Le discours que Jaurès prononce le 17 octobre 1908 au congrès de Toulouse est sans doute celui qui peut le mieux caractériser la période 1907-1910 dans sa carrière et dans son œuvre. Rangé dans la catégorie consacrée de « synthèse jaurésienne », il revient sur une question qui préoccupe Jaurès depuis son entrée en socialisme au début des années 1890 : comment l’idéal peut-il s’inscrire dans l’expérience vivante de la classe ouvrière ? Le problème de la « méthode socialiste » ne se réduit pas au choix simple et définitif entre réforme et révolution. Le discours le rappelle, de même que les articles que nous avons choisis pour le replacer dans son contexte. Mieux qu’une amélioration ponctuelle arrachée par un conflit ou une négociation, la réforme telle que Jaurès la définit est un acte de conquête, ouvrant d’autres luttes et réalisant le projet socialiste. Elle n’a aucune valeur si elle n’est pas portée, autant que la « révolution », par l’organisation du prolétariat en son parti, ses syndicats, ses coopératives, ses associations. Dès lors, réformes ou révolution ne sont que les manifestations diverses de l’organisation par laquelle doit passer la réalisation de la démocratie ouvrière.
Or cette organisation tient beaucoup du contexte qui la nourrit. Celui de 1908 n’est plus celui des heures du « militant ouvrier » ou de l’affaire Dreyfus, que les volumes précédents ont restitué. L’unité acquise au congrès de la salle du Globe en avril 1905 est encore fragile, menacée par les rivalités permanentes de groupes ou d’idées. Jaurès doit ainsi batailler contre la vieille garde guesdiste, qui réaffirme, avec Lafargue, qu’aucune réforme sociale ne peut améliorer durablement la condition ouvrière. Il doit aussi répondre à la génération montante, impatiente, d’Hubert Lagardelle qui théorise au Mouvement socialiste une spontanéité révolutionnaire présente dans les ateliers plutôt que dans les assemblées. Et il faut aussi compter avec Gustave Hervé qui provoque, tempête, menace de fonder son propre mouvement révolutionnaire dont La Guerre sociale serait le bastion avancé. En somme, l’unité reste un combat, et tout particulièrement une lutte oratoire.

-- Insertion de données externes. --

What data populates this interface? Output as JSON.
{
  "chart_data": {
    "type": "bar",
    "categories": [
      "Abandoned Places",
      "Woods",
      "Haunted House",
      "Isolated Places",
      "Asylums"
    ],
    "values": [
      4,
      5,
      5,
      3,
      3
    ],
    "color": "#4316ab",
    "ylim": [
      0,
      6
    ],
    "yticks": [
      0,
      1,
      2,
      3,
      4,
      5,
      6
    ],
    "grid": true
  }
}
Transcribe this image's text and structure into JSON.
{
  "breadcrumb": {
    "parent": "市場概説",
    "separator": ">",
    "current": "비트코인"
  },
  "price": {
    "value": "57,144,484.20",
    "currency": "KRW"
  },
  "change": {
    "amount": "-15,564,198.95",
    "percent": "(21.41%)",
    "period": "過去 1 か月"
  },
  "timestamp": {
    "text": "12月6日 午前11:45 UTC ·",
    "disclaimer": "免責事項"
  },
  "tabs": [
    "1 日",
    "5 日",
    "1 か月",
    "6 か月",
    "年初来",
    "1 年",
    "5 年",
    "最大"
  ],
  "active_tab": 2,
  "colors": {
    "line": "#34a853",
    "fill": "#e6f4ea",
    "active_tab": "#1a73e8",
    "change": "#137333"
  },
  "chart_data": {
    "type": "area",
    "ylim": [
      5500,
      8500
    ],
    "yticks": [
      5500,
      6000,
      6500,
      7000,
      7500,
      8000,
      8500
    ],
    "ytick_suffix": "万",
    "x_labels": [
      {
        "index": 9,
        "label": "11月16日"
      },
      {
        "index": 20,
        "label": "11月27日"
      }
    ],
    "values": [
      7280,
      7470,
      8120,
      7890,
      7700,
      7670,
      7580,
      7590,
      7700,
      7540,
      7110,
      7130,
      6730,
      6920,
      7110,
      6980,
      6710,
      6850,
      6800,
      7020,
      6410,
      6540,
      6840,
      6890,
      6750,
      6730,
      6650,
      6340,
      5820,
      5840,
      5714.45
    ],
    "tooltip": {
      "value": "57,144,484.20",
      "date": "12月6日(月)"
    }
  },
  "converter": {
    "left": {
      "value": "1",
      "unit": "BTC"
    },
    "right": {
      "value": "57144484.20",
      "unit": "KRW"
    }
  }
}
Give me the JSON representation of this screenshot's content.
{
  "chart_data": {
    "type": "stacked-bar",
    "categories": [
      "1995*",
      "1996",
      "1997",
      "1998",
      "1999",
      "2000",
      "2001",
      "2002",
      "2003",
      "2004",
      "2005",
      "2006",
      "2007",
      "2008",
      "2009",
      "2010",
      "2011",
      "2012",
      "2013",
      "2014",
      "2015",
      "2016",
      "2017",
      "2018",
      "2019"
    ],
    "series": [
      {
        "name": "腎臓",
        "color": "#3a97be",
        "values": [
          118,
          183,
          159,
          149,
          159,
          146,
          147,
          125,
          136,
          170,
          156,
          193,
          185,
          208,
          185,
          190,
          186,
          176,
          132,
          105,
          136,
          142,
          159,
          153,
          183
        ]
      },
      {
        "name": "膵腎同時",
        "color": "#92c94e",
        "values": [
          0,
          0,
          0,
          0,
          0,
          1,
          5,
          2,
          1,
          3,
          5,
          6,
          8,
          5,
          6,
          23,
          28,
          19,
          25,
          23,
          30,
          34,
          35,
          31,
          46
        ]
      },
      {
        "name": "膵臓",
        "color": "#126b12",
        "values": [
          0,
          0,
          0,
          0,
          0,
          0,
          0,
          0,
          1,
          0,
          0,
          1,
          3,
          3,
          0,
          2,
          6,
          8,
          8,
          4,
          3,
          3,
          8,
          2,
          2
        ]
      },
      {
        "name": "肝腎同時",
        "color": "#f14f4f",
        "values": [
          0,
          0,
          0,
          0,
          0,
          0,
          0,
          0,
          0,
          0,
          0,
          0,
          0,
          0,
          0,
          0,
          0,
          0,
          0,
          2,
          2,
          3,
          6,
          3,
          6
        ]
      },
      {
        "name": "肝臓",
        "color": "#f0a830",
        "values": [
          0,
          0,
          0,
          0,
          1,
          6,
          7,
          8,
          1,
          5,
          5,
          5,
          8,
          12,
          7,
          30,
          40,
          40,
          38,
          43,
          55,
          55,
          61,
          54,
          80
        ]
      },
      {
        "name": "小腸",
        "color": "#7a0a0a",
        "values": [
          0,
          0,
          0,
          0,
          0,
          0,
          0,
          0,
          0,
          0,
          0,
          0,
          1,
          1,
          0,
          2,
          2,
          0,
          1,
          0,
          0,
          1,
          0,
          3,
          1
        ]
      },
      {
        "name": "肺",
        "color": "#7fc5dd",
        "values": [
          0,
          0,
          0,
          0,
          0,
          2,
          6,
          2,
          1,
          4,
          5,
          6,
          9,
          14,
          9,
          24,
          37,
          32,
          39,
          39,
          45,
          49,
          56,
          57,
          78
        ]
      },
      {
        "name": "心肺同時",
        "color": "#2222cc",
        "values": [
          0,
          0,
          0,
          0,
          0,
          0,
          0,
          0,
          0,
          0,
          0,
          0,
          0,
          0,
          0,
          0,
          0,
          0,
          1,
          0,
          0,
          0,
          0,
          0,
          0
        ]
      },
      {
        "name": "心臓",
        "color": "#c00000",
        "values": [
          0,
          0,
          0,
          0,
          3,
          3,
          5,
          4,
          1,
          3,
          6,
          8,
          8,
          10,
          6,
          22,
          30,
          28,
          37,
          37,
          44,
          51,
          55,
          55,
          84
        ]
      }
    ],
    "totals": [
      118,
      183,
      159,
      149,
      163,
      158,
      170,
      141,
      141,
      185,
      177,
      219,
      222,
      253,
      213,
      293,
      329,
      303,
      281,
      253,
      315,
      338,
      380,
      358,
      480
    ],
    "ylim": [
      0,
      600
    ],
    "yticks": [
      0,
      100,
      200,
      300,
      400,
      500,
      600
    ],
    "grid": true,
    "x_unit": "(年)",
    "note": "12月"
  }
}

Contre l’argument de la vanité des réformes face à un État oppresseur, Jaurès appelle à ne point négliger le fait que l’attitude de l’État envers la classe ouvrière a changé au tournant du siècle. Des lois ont été votées, des institutions ont été esquissées. D’autre part, le socialisme s’est affirmé comme une force politique depuis l’affaire Dreyfus. Les conditions sont réunies pour que l’évolution démocratique ménage aux réformes une place essentielle dans les méthodes de réalisation de l’idéal socialiste. Mais cette tendance de fond vient butter sur l’hostilité récente et vive du monde ouvrier. Le gouvernement Clemenceau enlise les réformes sociales dans une stratégie confuse et dilatoire, l’épanouissement du syndicalisme révolutionnaire traduit à la fois la réaction à la répression violente des grèves et l’impatience de voir enfin se réaliser des mesures attendues.
Le discours de Jaurès à Toulouse, discours fleuve par sa durée – cinq heures – et par les perspectives qu’il ouvre, est donc moins une synthèse qu’une feuille de route. Il met en relief les chantiers à poursuivre (retraites ouvrières et paysannes, impôts sur le revenu) en soulignant qu’ils participent de la construction d’une démocratie socialiste.